128 11月27日

はねられた。 

 気がつくと 「私立中学校お受験組」 になっていた私の小学校6年生の時の生活は、今では考えられないものでした。月水金は塾、火木は家庭教師、土は習字、日は模擬テスト・・・・・・。駅から家まで徒歩10分なので歩いて帰ればよいのに、夜遅いからと駅前まで母が迎えにくる過保護ぶりでした。本当にイケスカナイ子供です。
 塾がある駅の売店でお菓子を買って、ポリポリ食いながら電車を待つ・・・。そんなナニ気ない行為にはまっていました。ほっと息抜きのできる時間だたかもしれません。その日も、いつものようにポリポリと電車を待ち、電車に揺られて15分後、親の待つ駅に到着しました。
 待つことよりも、待たすことの方が嫌いな私は、母を待たせたくなかったので、全速力で階段を駆け上がり、改札口を通過しました。そしていつも母が路上駐車をしている道路を目指しました。交通量はそれなりの、駅前道路の反対車線には、母の車はありませんでした。よかった、まだ来ていないんだ、と思いながらポリポリしていました。
 反対側に渡って待とうかな、と思ったその時、反対車線に、ススーっと母の車が停まりました。「あ、来た!もうここにいるよ!」 と合図をするように片手を上げた私は、手前車線の車の流れが、その先にある赤信号の影響で停まり始めた合間をぬって渡っちゃえ、と、横断歩道を走りました。
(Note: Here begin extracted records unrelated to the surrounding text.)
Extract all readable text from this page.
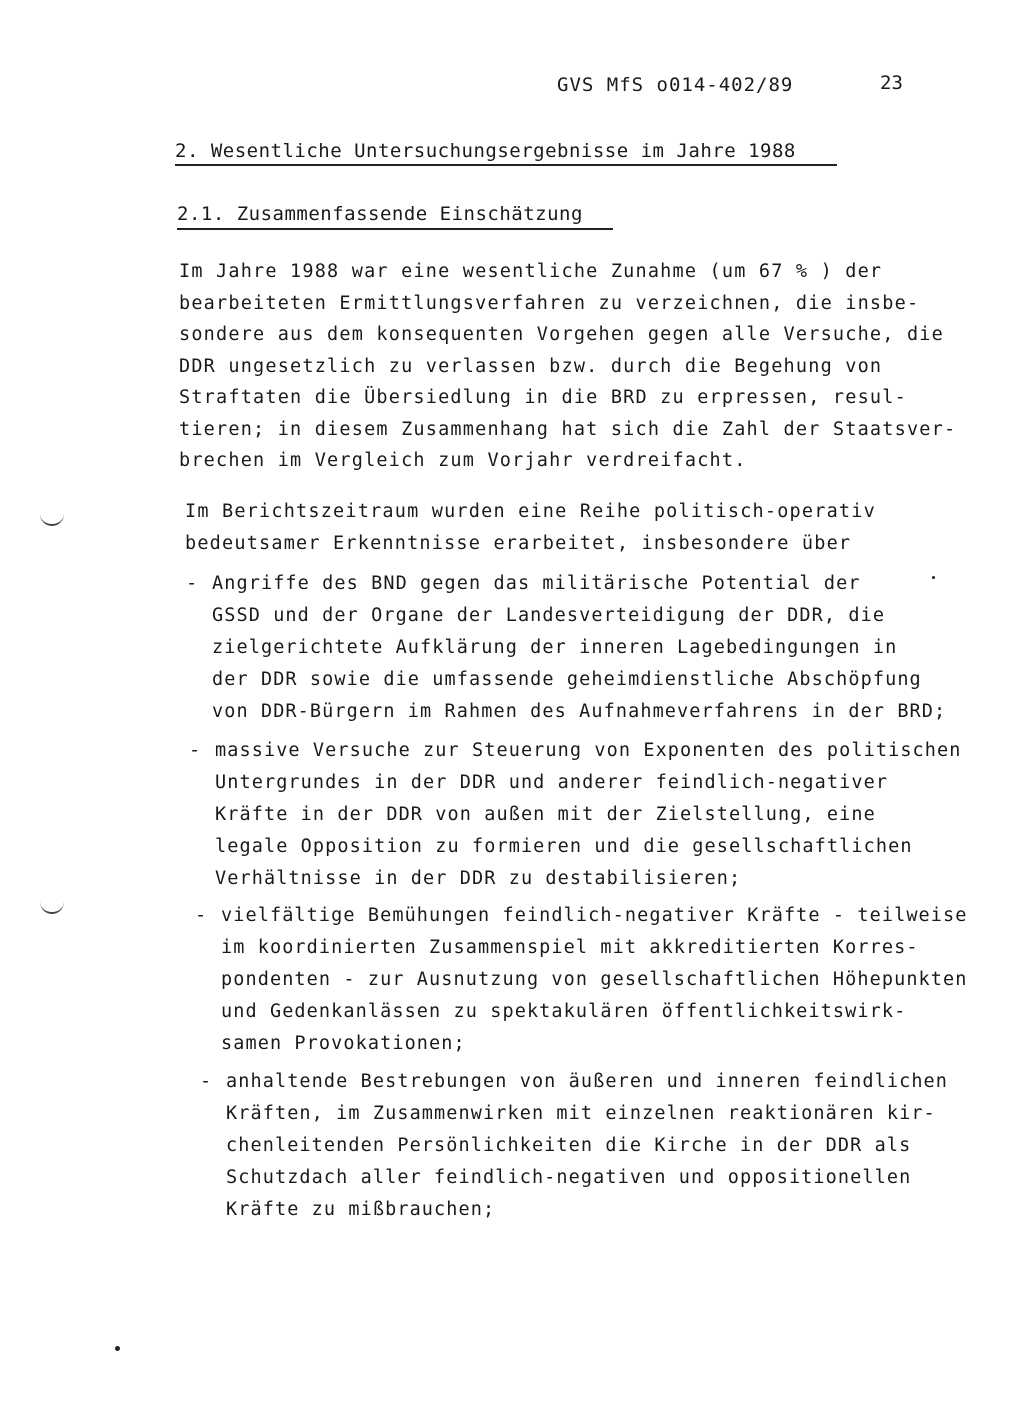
GVS MfS o014-402/89	23
2. Wesentliche Untersuchungsergebnisse im Jahre 1988
2.1. Zusammenfassende Einschätzung
Im Jahre 1988 war eine wesentliche Zunahme (um 67 % ) der
bearbeiteten Ermittlungsverfahren zu verzeichnen, die insbe-
sondere aus dem konsequenten Vorgehen gegen alle Versuche, die
DDR ungesetzlich zu verlassen bzw. durch die Begehung von
Straftaten die Übersiedlung in die BRD zu erpressen, resul-
tieren; in diesem Zusammenhang hat sich die Zahl der Staatsver-
brechen im Vergleich zum Vorjahr verdreifacht.
Im Berichtszeitraum wurden eine Reihe politisch-operativ
bedeutsamer Erkenntnisse erarbeitet, insbesondere über
- Angriffe des BND gegen das militärische Potential der
GSSD und der Organe der Landesverteidigung der DDR, die
zielgerichtete Aufklärung der inneren Lagebedingungen in
der DDR sowie die umfassende geheimdienstliche Abschöpfung
von DDR-Bürgern im Rahmen des Aufnahmeverfahrens in der BRD;
- massive Versuche zur Steuerung von Exponenten des politischen
Untergrundes in der DDR und anderer feindlich-negativer
Kräfte in der DDR von außen mit der Zielstellung, eine
legale Opposition zu formieren und die gesellschaftlichen
Verhältnisse in der DDR zu destabilisieren;
- vielfältige Bemühungen feindlich-negativer Kräfte - teilweise
im koordinierten Zusammenspiel mit akkreditierten Korres-
pondenten - zur Ausnutzung von gesellschaftlichen Höhepunkten
und Gedenkanlässen zu spektakulären öffentlichkeitswirk-
samen Provokationen;
- anhaltende Bestrebungen von äußeren und inneren feindlichen
Kräften, im Zusammenwirken mit einzelnen reaktionären kir-
chenleitenden Persönlichkeiten die Kirche in der DDR als
Schutzdach aller feindlich-negativen und oppositionellen
Kräfte zu mißbrauchen;
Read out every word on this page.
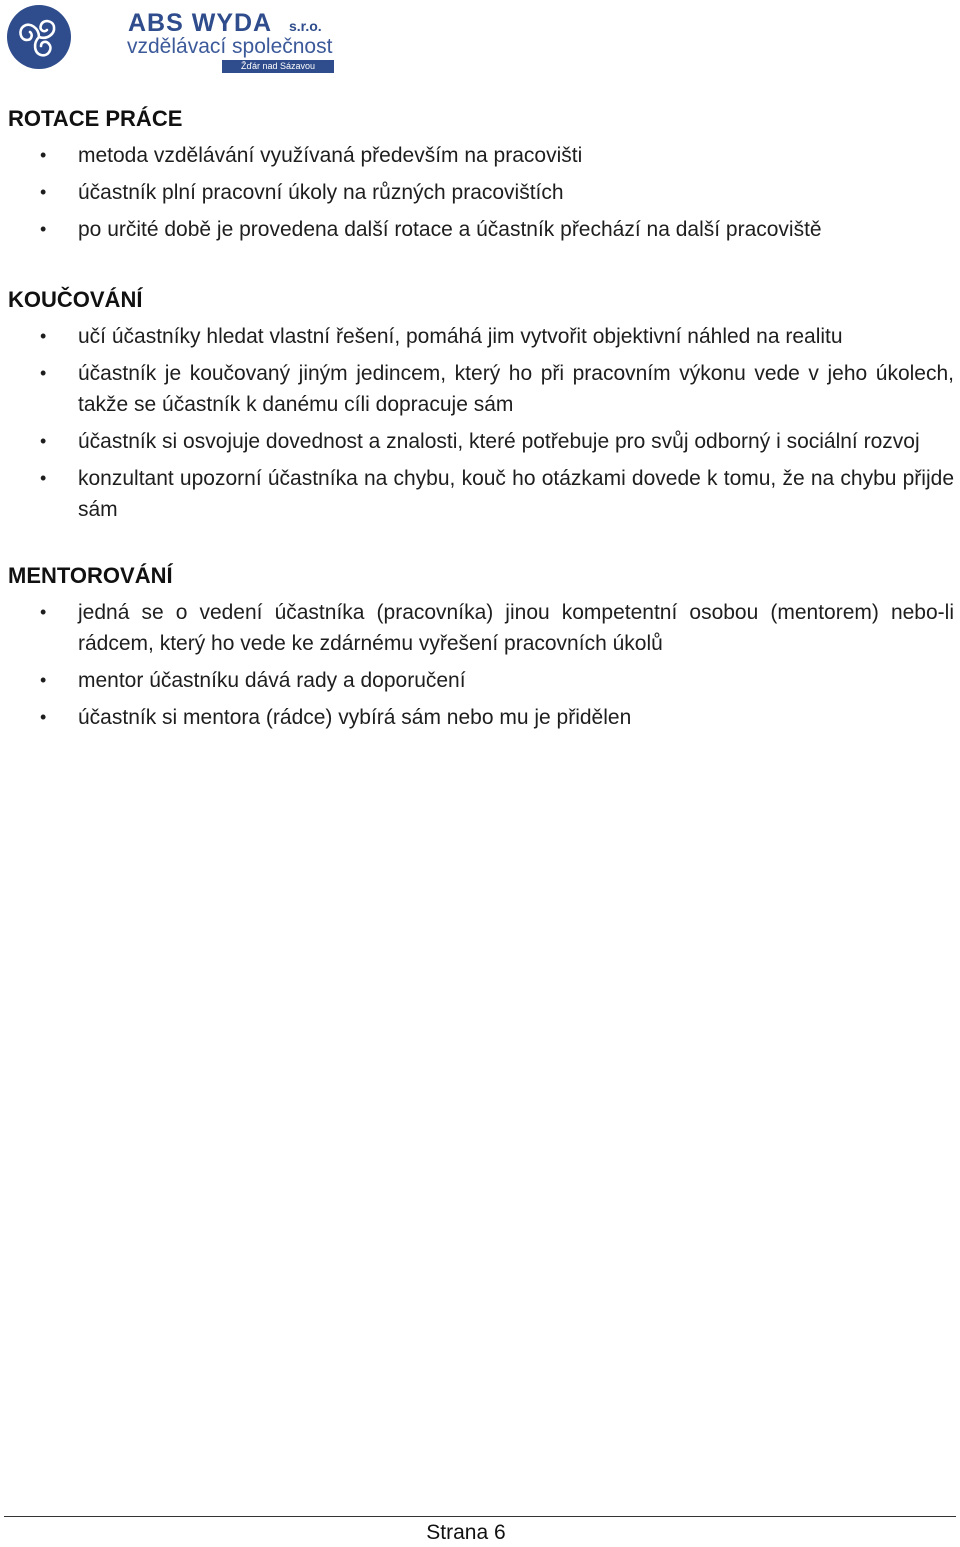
ABS WYDA s.r.o.
vzdělávací společnost
Žďár nad Sázavou
ROTACE PRÁCE
• metoda vzdělávání využívaná především na pracovišti
• účastník plní pracovní úkoly na různých pracovištích
• po určité době je provedena další rotace a účastník přechází na další pracoviště
KOUČOVÁNÍ
• učí účastníky hledat vlastní řešení, pomáhá jim vytvořit objektivní náhled na realitu
• účastník je koučovaný jiným jedincem, který ho při pracovním výkonu vede v jeho úkolech, takže se účastník k danému cíli dopracuje sám
• účastník si osvojuje dovednost a znalosti, které potřebuje pro svůj odborný i sociální rozvoj
• konzultant upozorní účastníka na chybu, kouč ho otázkami dovede k tomu, že na chybu přijde sám
MENTOROVÁNÍ
• jedná se o vedení účastníka (pracovníka) jinou kompetentní osobou (mentorem) nebo-li rádcem, který ho vede ke zdárnému vyřešení pracovních úkolů
• mentor účastníku dává rady a doporučení
• účastník si mentora (rádce) vybírá sám nebo mu je přidělen
Strana 6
 停まっている車のすき間から、反対車線に飛び出た時です。私の視界の左手から、四角いライトが二つ飛び込んできました。「あ、俺はクルマにひかれちゃうのか!」 と思ったその瞬間、「ドーン!」 という衝撃と、「キャー」 という母の叫び声を浴びました。ライトの次に視界に入ってきたのは、桜吹雪のように宙を舞う、さっき買ったお菓子の中身でした。
 ・・・・・・・・・・・・ 「あ、やっぱりはねられちゃったみたいだ。ん、目の前が真っ暗だ。あ、うつ伏せに倒れているんだ。つつーっ、痛ぇー。足や腕が痛いなぁ。折れていたら嫌だなぁ。よいしょ・・・。お、動く動く。折れてないみたい。お菓子もったいなかったなぁ。全部食べておけばよかった。救急車とかも来ちゃうから、起きるとヤジウマがたくさんいるんだろうな。鼻血とか出ていたら恥ずかしいぞ。よし指突っ込んでみよう・・・・・(ぐにっ)・・・・・・。うん、これは出ていない感触だ。よかったよかった・・・・・・」
 「大丈夫ですかー!」 と運転手が降りてきました。くだらないことを考えていた割に、抱きかかえられた瞬間、恐くなってわんわんと泣く私がいました。
 私と運転手の不注意が重なり、横断歩道ではねられました。幼かった私の不注意は、手前側の車が停まっていて反対車線が見えないことを理由に、左から来る車の確認をせずに飛び出たことです。横断歩道だし大丈夫だろう、とも思いました。運転手の不注意は、横断歩道上で停まっている対向する車の列から、横断者が飛び出てくるだろう、と予測しなかったことです。
 私の左腿には、今でも車のバンパー部分にあたった時に出来たシコリが残っています。触る度に思いだすんだなぁ。
 諸君もこれから注意すべし。
 てか、今日は事情により諸君の前にはいません。ちゃんとやってね。